Depending on which version of the Traveling Salesman Problem (TSP) you're looking at, it's either NP-hard (finding the shortest possible route), or NP-complete (called the decision version of TSP; given a length $L$, determine if any tour of a given graph has length less than or equal to $L$).
The difference between the two is subtle, but important: NP-hard problems are at least as hard as any problem in NP. The way you show a problem is at least as hard as another problem is to use what's called a reduction. A reduction is a way of transforming your given problem into the problem you'd like to compare it with. In this case, if you want to compare TSP to, say, a known NP problem like 3-SAT (satisfiability of a Boolean statement consisting of clauses containing 3 literals), you would try to reduce TSP to 3-SAT. The idea is to convert an instance of a problem $a$ that we don't yet know how to solve into a problem $b$ that we do know how to solve, such that the solution to $b$ can be used to determine a solution to $a$. Then, by converting $a$ to $b$ and solving $b$, we've constructed an algorithm to solve $a$. If we know how long the conversion process -- that is, the reduction -- takes, and we know how long it takes to solve problem $b$, then we can figure out an upper bound on how long it takes to solve the problem $a$.

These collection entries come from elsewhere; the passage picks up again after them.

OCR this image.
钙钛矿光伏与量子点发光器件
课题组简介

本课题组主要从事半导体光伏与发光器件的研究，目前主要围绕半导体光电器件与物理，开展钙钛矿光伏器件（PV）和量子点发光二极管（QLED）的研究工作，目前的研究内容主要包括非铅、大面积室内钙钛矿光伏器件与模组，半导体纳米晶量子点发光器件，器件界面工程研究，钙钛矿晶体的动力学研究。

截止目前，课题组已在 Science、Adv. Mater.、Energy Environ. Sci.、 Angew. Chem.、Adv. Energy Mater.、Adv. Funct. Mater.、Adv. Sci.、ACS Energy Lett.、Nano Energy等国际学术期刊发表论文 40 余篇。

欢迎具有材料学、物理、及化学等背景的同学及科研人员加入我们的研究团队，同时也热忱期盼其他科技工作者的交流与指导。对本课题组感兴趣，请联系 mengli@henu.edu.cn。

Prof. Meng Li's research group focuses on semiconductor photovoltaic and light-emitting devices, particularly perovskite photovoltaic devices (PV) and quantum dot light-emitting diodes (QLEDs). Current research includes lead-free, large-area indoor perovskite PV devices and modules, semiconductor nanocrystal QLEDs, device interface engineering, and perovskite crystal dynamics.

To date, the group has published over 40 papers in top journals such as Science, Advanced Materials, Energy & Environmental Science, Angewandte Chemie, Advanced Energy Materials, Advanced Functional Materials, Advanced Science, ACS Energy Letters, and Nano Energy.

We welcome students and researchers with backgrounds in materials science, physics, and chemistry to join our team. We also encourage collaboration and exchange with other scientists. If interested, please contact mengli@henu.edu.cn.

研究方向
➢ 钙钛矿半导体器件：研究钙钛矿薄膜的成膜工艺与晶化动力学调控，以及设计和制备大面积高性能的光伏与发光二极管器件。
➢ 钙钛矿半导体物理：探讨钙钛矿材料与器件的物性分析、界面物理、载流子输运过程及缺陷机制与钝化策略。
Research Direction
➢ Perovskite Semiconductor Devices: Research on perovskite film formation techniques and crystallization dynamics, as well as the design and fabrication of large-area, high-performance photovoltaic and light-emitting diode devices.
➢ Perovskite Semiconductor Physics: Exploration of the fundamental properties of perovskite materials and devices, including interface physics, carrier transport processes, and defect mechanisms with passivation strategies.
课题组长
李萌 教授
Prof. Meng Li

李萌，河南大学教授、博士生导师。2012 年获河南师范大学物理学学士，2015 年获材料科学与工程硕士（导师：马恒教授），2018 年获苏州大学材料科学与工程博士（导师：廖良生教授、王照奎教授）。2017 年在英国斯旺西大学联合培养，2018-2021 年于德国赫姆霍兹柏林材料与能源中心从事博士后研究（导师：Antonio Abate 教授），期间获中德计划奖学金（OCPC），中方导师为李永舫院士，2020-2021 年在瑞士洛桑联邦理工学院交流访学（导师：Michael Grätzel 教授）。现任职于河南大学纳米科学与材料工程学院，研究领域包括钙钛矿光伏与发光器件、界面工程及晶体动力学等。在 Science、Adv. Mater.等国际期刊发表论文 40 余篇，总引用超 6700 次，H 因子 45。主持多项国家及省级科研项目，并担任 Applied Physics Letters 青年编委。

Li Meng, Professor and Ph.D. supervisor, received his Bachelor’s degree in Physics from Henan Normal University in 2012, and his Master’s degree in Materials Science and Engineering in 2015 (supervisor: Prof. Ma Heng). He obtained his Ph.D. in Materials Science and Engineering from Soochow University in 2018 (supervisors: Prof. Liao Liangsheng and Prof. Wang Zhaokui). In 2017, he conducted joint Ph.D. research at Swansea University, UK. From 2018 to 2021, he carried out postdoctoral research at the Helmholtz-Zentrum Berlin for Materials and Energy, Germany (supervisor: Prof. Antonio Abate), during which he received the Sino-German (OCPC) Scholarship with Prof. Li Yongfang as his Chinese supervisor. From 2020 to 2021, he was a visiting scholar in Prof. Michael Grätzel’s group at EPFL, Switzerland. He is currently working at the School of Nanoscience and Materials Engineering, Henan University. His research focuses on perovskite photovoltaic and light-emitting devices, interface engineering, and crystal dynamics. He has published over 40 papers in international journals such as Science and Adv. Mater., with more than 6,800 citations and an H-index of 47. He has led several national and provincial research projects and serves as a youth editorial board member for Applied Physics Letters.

The most common and useful kind of reduction I saw in my introductory graduate-level theory of computation course was called a polynomial-time reduction, which is a reduction process whose algorithm takes polynomial time, as a function of some metric of problem size, to produce its output. This concept is then used to define what NP-complete means. A problem $p$ is NP-complete if it is in NP, and for every problem in NP, there exists a polynomial-time reduction from that problem to problem $p$. NP-hard can be defined a similar way: a problem $p$ is NP-hard if there exists a polynomial time reduction from an NP-complete problem to $p$.
Now that all of that terminology is out of the way, to answer your question:
- If you're talking about the NP-complete decision version of TSP, then any problem in NP can be reduced in polynomial time to TSP. Global optimization problems tend to be NP-hard (though I don't know for sure that all of them are, I do know that nonconvex optimization problem are NP-hard). Since NP-hard problems by definition are polynomial time reductions of NP-complete problems, TSP can be polynomial time reduced to NP-hard global optimization problems.
- If you're talking about the NP-hard version of TSP, then no statements can be made about reductions of NP-hard global optimization problems.
- There is nothing to suggest that NP-hard optimization problems can be reduced to either version of TSP. However, it is known that 0-1 integer programming is an NP-complete problem, so it can be reduced to TSP.
A good, but dense, reference is Michael Sipser's Introduction to the Theory of Computation, 2nd edition. (Disclaimer: Professor Sipser taught my theory of computation class.)